EPILOG
[PoV: Sophia]
Setelah selesai bermain tangkap bola dan
pulang bersama dia, aku segera mandi dan kembali ke kamarku. Sekarang, aku
merasa sangat bersemangat, seolah-olah seluruh tubuhku terbakar.
Begitu bahagianya aku dengan kejadian hari
ini. Kencan di taman bermain dan waktu bermain tangkap bola di taman, semuanya
adalah momen yang sangat membahagiakan bagi diriku. Tapi, ada sesuatu yang
lebih membuatku bahagia.
“Takdir,
ya... Ternyata, hal seperti ini memang ada...”

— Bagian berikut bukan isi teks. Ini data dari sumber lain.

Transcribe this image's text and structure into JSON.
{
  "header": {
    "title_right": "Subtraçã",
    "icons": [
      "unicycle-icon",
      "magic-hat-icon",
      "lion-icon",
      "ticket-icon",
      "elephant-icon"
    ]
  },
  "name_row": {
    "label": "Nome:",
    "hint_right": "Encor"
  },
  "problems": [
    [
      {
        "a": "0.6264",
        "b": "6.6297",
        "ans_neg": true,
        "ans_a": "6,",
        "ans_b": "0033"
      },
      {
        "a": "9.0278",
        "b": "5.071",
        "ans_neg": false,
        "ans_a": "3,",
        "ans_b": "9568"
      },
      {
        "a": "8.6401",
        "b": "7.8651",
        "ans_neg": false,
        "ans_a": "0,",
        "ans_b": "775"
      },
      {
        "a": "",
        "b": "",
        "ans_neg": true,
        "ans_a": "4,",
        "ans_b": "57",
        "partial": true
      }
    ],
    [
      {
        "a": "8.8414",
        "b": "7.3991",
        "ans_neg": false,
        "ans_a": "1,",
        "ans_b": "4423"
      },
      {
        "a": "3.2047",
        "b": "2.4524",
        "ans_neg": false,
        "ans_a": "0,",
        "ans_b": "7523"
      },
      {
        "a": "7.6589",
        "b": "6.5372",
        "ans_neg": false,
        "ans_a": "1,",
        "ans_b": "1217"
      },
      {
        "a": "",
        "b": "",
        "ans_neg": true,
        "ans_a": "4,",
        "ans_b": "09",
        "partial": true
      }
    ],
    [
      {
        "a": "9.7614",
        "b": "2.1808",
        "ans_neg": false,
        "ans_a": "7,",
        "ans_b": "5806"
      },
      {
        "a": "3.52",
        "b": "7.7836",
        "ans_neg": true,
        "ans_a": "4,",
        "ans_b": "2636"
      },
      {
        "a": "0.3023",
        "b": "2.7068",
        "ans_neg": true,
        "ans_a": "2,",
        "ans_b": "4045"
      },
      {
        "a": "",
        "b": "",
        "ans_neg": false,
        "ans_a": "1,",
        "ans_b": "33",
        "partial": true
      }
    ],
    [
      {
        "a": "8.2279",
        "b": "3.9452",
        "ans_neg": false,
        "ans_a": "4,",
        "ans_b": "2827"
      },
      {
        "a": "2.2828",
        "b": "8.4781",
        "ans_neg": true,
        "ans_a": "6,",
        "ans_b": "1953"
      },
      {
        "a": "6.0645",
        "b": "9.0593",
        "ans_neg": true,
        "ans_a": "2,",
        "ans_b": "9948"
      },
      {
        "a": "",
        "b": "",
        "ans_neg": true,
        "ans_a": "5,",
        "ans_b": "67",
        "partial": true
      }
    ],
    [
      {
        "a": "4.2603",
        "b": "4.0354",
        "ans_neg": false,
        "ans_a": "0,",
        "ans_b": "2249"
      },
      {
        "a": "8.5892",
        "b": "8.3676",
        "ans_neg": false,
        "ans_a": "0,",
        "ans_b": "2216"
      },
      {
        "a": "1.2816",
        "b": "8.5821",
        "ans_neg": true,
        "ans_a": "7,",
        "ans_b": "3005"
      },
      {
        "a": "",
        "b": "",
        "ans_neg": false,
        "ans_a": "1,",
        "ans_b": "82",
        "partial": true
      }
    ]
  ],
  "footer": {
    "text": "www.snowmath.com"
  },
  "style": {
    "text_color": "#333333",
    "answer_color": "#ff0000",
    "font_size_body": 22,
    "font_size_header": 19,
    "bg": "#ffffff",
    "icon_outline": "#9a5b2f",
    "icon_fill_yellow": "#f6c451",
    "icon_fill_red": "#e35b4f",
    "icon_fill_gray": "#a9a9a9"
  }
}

Aku mengambil sebuah foto yang kusimpan
dengan hati-hati di dalam laci meja. Itu adalah foto keluarga yang diambil saat
aku masih kecil. Foto ini adalah harta karunku.
“Ayah,
lihatlah...”
Aku berbicara pada pria yang tersenyum di
foto itu. Di pangkuannya, aku yang masih kecil tampak sangat bahagia. Aku tidak
tahu berapa kali aku berharap bisa kembali ke masa itu. Ayah sangat penting dan
aku sangat menyayanginya.
Sekarang, ada sesuatu yang ingin aku
laporkan padanya.
“Ada
seseorang yang masih mengingatmu. Bagi orang itu, ayah adalah sosok yang
dikagumi.”
Aku pikir, hanya aku yang masih mengingat
ayah. Ibu juga pasti ingat, tapi dia sudah menemukan cinta baru. Aku tidak
berpikir itu salah, dan ayah pasti senang ibu tidak terus meratapi
kepergiannya. Aku pun merestui pernikahan baru ibu dengan sepenuh hati. Tapi,
ada rasa kesepian juga. Rasanya, keberadaan ayah di hati ibu semakin pudar.

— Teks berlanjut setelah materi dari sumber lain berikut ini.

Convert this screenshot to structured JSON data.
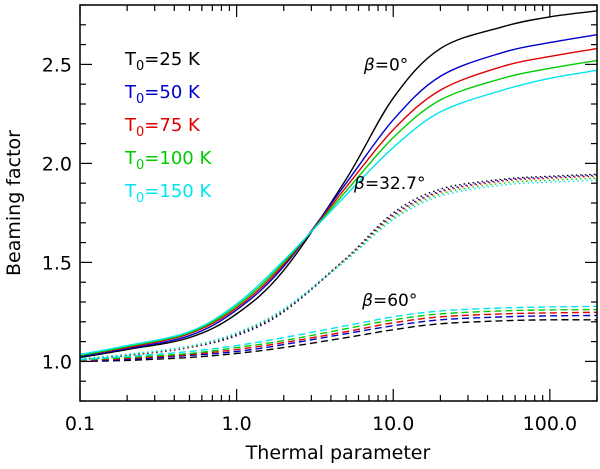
{
  "chart_data": {
    "type": "line",
    "xscale": "log",
    "xlim": [
      0.1,
      200
    ],
    "ylim": [
      0.8,
      2.8
    ],
    "xlabel": "Thermal parameter",
    "ylabel": "Beaming factor",
    "xticks": [
      {
        "value": 0.1,
        "label": "0.1"
      },
      {
        "value": 1,
        "label": "1.0"
      },
      {
        "value": 10,
        "label": "10.0"
      },
      {
        "value": 100,
        "label": "100.0"
      }
    ],
    "yticks": [
      {
        "value": 1.0,
        "label": "1.0"
      },
      {
        "value": 1.5,
        "label": "1.5"
      },
      {
        "value": 2.0,
        "label": "2.0"
      },
      {
        "value": 2.5,
        "label": "2.5"
      }
    ],
    "x": [
      0.1,
      0.2,
      0.5,
      1,
      2,
      5,
      10,
      20,
      50,
      100,
      200
    ],
    "legend": {
      "placement": "top-left",
      "entries": [
        {
          "prefix": "T",
          "sub": "0",
          "suffix": "=25  K",
          "color": "#000000"
        },
        {
          "prefix": "T",
          "sub": "0",
          "suffix": "=50  K",
          "color": "#0000cc"
        },
        {
          "prefix": "T",
          "sub": "0",
          "suffix": "=75  K",
          "color": "#e00000"
        },
        {
          "prefix": "T",
          "sub": "0",
          "suffix": "=100  K",
          "color": "#00cc00"
        },
        {
          "prefix": "T",
          "sub": "0",
          "suffix": "=150  K",
          "color": "#00e5ee"
        }
      ]
    },
    "annotations": [
      {
        "symbol": "β",
        "text": "=0°",
        "x": 9,
        "y": 2.5
      },
      {
        "symbol": "β",
        "text": "=32.7°",
        "x": 9.5,
        "y": 1.9
      },
      {
        "symbol": "β",
        "text": "=60°",
        "x": 9.5,
        "y": 1.31
      }
    ],
    "series": [
      {
        "name": "T0=25 K, β=0°",
        "group": "beta0",
        "style": "solid",
        "color": "#000000",
        "values": [
          1.02,
          1.06,
          1.12,
          1.24,
          1.46,
          1.92,
          2.33,
          2.58,
          2.69,
          2.74,
          2.77
        ]
      },
      {
        "name": "T0=50 K, β=0°",
        "group": "beta0",
        "style": "solid",
        "color": "#0000cc",
        "values": [
          1.025,
          1.065,
          1.13,
          1.26,
          1.48,
          1.9,
          2.22,
          2.44,
          2.56,
          2.61,
          2.65
        ]
      },
      {
        "name": "T0=75 K, β=0°",
        "group": "beta0",
        "style": "solid",
        "color": "#e00000",
        "values": [
          1.03,
          1.07,
          1.14,
          1.27,
          1.49,
          1.88,
          2.17,
          2.37,
          2.49,
          2.54,
          2.58
        ]
      },
      {
        "name": "T0=100 K, β=0°",
        "group": "beta0",
        "style": "solid",
        "color": "#00cc00",
        "values": [
          1.03,
          1.075,
          1.145,
          1.28,
          1.5,
          1.86,
          2.13,
          2.32,
          2.43,
          2.48,
          2.52
        ]
      },
      {
        "name": "T0=150 K, β=0°",
        "group": "beta0",
        "style": "solid",
        "color": "#00e5ee",
        "values": [
          1.035,
          1.08,
          1.15,
          1.29,
          1.51,
          1.84,
          2.08,
          2.26,
          2.37,
          2.43,
          2.47
        ]
      },
      {
        "name": "T0=25 K, β=32.7°",
        "group": "beta32",
        "style": "dotted",
        "color": "#000000",
        "values": [
          1.01,
          1.03,
          1.07,
          1.13,
          1.25,
          1.52,
          1.75,
          1.87,
          1.92,
          1.935,
          1.945
        ]
      },
      {
        "name": "T0=50 K, β=32.7°",
        "group": "beta32",
        "style": "dotted",
        "color": "#0000cc",
        "values": [
          1.01,
          1.03,
          1.07,
          1.135,
          1.255,
          1.52,
          1.74,
          1.86,
          1.915,
          1.93,
          1.94
        ]
      },
      {
        "name": "T0=75 K, β=32.7°",
        "group": "beta32",
        "style": "dotted",
        "color": "#e00000",
        "values": [
          1.012,
          1.032,
          1.072,
          1.14,
          1.26,
          1.52,
          1.735,
          1.855,
          1.91,
          1.925,
          1.935
        ]
      },
      {
        "name": "T0=100 K, β=32.7°",
        "group": "beta32",
        "style": "dotted",
        "color": "#00cc00",
        "values": [
          1.013,
          1.034,
          1.075,
          1.142,
          1.262,
          1.515,
          1.725,
          1.845,
          1.9,
          1.915,
          1.925
        ]
      },
      {
        "name": "T0=150 K, β=32.7°",
        "group": "beta32",
        "style": "dotted",
        "color": "#00e5ee",
        "values": [
          1.015,
          1.036,
          1.078,
          1.145,
          1.265,
          1.51,
          1.715,
          1.835,
          1.89,
          1.905,
          1.915
        ]
      },
      {
        "name": "T0=25 K, β=60°",
        "group": "beta60",
        "style": "dashed",
        "color": "#000000",
        "values": [
          1.0,
          1.005,
          1.02,
          1.04,
          1.07,
          1.12,
          1.16,
          1.19,
          1.205,
          1.21,
          1.21
        ]
      },
      {
        "name": "T0=50 K, β=60°",
        "group": "beta60",
        "style": "dashed",
        "color": "#0000cc",
        "values": [
          1.003,
          1.01,
          1.03,
          1.05,
          1.085,
          1.14,
          1.18,
          1.21,
          1.225,
          1.23,
          1.232
        ]
      },
      {
        "name": "T0=75 K, β=60°",
        "group": "beta60",
        "style": "dashed",
        "color": "#e00000",
        "values": [
          1.005,
          1.015,
          1.035,
          1.06,
          1.095,
          1.15,
          1.195,
          1.225,
          1.24,
          1.245,
          1.248
        ]
      },
      {
        "name": "T0=100 K, β=60°",
        "group": "beta60",
        "style": "dashed",
        "color": "#00cc00",
        "values": [
          1.007,
          1.02,
          1.04,
          1.07,
          1.105,
          1.165,
          1.21,
          1.24,
          1.255,
          1.26,
          1.262
        ]
      },
      {
        "name": "T0=150 K, β=60°",
        "group": "beta60",
        "style": "dashed",
        "color": "#00e5ee",
        "values": [
          1.01,
          1.025,
          1.05,
          1.08,
          1.12,
          1.18,
          1.225,
          1.255,
          1.27,
          1.275,
          1.278
        ]
      }
    ]
  }
}
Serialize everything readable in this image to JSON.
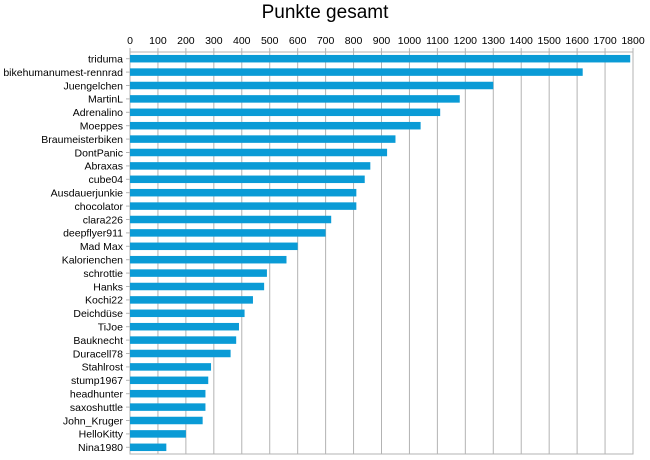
{
  "chart_data": {
    "type": "bar",
    "orientation": "horizontal",
    "title": "Punkte gesamt",
    "xlabel": "",
    "ylabel": "",
    "xlim": [
      0,
      1800
    ],
    "x_ticks": [
      0,
      100,
      200,
      300,
      400,
      500,
      600,
      700,
      800,
      900,
      1000,
      1100,
      1200,
      1300,
      1400,
      1500,
      1600,
      1700,
      1800
    ],
    "x_axis_position": "top",
    "grid": "vertical",
    "legend": "none",
    "bar_color": "#0a9bd6",
    "categories": [
      "triduma",
      "bikehumanumest-rennrad",
      "Juengelchen",
      "MartinL",
      "Adrenalino",
      "Moeppes",
      "Braumeisterbiken",
      "DontPanic",
      "Abraxas",
      "cube04",
      "Ausdauerjunkie",
      "chocolator",
      "clara226",
      "deepflyer911",
      "Mad Max",
      "Kalorienchen",
      "schrottie",
      "Hanks",
      "Kochi22",
      "Deichdüse",
      "TiJoe",
      "Bauknecht",
      "Duracell78",
      "Stahlrost",
      "stump1967",
      "headhunter",
      "saxoshuttle",
      "John_Kruger",
      "HelloKitty",
      "Nina1980"
    ],
    "values": [
      1790,
      1620,
      1300,
      1180,
      1110,
      1040,
      950,
      920,
      860,
      840,
      810,
      810,
      720,
      700,
      600,
      560,
      490,
      480,
      440,
      410,
      390,
      380,
      360,
      290,
      280,
      270,
      270,
      260,
      200,
      130
    ]
  }
}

Namun, ada seseorang yang masih mengingat
ayah, dan itu membuatku sangat bahagia. Orang itu adalah seseorang yang luar
biasa di mataku.
“Dia
baik, pekerja keras, dan sangat istimewa. Aku senang bisa bertemu dengannya.
Aku yakin dia bisa membantuku meraih mimpiku. Tolong bantu dia dari surga,
ayah.”
Setelah berkata demikian, aku menyimpan
foto itu kembali dengan hati-hati di dalam laci meja. Kemudian, aku mengalihkan
pikiranku.
“Mungkin
aku terlalu berharap, tapi aku harus mencoba. Kejadian seperti ini jarang
terjadi. Kalau dia bisa menyukaiku, semua itu tidak penting. Tapi, bagaimana
caranya mendekatkan diri padanya?”
Aku memikirkan cara untuk lebih dekat
dengannya. Mungkin aku tidak bisa bersikap jujur sepenuhnya. Selama ini, aku
belum pernah bersikap seperti itu. Meskipun mencoba bersikap manis,
kenangan-kenangan sebelumnya selalu muncul di pikiranku. Aku merasa tidak
pandai dalam hubungan.
Maka dari itu, meskipun tidak pandai, aku
harus berusaha dengan caraku sendiri.
Untungnya, dia orang yang baik. Jika aku
mendekatinya, dia pasti akan membiarkan aku berada di sisinya. Dengan begitu,
aku bisa perlahan-lahan mendekatinya.
“Pertama,
aku harus mengubah cara memanggilnya... Dia memanggilku Sophia, jadi aku harus
memanggilnya Kento... Kento-kun? Panggilan itu sepertinya tidak cocok...
Onii-chan... rasanya aneh memanggilnya begitu. Mungkin Kento-kun saja yang
paling aman... Tapi bagaimana caranya mengubah kebiasaan ini...”
Aku terus memikirkan cara untuk mendekatkan diri padanya.